Ultrafast machine learning on FPGAs via Kolmogorov-Arnold Networks (aarushgupta.io)
92 points by ag2718 2 hours ago
mikeayles 27 minutes ago
So for people wondering if it can be used to accelerate LLM inference, sadly not.
I've been trying to hit 100,000tokens/s with a 3.28m dumb model, and even this is an order of magnitude too large to benefit.

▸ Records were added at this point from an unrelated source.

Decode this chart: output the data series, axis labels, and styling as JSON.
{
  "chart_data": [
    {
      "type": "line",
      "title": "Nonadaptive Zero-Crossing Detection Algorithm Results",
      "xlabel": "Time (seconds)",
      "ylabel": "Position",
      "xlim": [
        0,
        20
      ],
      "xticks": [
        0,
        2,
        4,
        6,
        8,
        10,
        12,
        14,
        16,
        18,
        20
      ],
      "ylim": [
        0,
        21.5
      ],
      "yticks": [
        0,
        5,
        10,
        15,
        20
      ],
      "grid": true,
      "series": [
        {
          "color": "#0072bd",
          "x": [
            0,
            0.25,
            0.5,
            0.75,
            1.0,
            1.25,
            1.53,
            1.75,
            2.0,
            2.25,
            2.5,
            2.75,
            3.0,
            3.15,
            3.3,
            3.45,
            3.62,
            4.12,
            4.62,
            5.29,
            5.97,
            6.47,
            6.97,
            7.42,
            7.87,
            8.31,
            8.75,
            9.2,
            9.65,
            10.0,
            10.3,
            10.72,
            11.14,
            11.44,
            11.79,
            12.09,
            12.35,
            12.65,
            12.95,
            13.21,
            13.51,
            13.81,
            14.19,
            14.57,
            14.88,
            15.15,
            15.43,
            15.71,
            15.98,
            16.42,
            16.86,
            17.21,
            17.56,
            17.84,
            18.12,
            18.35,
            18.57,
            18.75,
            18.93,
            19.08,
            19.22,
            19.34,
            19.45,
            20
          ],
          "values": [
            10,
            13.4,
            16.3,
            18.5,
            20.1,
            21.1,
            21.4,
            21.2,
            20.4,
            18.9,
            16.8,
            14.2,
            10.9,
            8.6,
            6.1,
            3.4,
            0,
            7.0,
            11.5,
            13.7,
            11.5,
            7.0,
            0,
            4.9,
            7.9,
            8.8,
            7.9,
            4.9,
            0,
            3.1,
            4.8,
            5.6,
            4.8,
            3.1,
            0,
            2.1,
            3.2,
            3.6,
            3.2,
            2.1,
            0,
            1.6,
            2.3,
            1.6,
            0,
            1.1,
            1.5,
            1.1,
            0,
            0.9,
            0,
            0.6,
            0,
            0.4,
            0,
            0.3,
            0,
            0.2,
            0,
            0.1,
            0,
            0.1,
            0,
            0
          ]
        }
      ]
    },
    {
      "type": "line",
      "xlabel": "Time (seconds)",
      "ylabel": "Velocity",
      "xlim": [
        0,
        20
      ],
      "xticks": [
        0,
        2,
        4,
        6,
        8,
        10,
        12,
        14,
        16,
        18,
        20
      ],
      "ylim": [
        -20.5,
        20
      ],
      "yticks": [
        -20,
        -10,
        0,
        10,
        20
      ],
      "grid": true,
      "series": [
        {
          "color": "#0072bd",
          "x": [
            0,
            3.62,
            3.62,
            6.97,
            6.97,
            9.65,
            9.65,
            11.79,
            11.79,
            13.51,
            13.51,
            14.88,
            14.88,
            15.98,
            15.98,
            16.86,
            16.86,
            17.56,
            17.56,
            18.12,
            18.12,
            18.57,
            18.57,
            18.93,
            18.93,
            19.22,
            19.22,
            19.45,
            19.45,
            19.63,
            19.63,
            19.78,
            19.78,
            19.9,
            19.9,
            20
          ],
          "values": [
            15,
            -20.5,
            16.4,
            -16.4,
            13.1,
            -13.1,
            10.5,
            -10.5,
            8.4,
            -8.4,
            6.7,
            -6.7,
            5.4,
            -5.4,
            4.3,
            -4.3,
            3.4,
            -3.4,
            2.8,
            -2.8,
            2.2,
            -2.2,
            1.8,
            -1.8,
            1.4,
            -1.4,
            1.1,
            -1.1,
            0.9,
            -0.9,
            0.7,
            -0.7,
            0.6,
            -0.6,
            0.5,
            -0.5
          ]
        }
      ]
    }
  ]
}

It appears to be focussed more on latency, than throughput. Happy to be corrected?
ag2718 23 minutes ago
You're correct that this work is not very applicable for LLMs and that the focus here is primarily on latency.
tomrod 20 minutes ago
Happy to hear that KANs continue to find solid footing.
RantyDave 2 hours ago
Right. But ... this would limit you to either extremely small models or extremely large FPGA's, yes? If there's a simple machine learning task that requires a sub microsecond latency I can see the point but otherwise??
ag2718 an hour ago
Yes, this work is focused on accelerating very small models, typically for real-time systems that require extremely low power or low latency.
One primary application of this work is in high-energy physics (https://home.cern/smarter-decisions-at-the-speed-of-collisio...). Ultrafast and real-time learning is also very applicable for problems in quantum computing, plasma control, etc. (https://arxiv.org/pdf/2602.02005).
poly2it an hour ago
I'm not in HFT, but I assume this is also an interesting applicable domain?
ag2718 an hour ago
Animats an hour ago
This guy will be hired by a high-frequency trading firm, and the next time we hear about him, he will have a net worth in 9 figures.
throwaw12 an hour ago
he is already at Jane Street
Animats an hour ago
Of course.
babelfish an hour ago
Archive link, as it looks like the original post was taken down: https://web.archive.org/web/20260609200156/https://aarushgup...
ag2718 an hour ago
Hmm the post is still up for me?
dang 43 minutes ago
For us too, but we'll put the archive link in the toptext since these things seem to vary a lot by region.
p.s. Thanks for posting this and welcome to HN!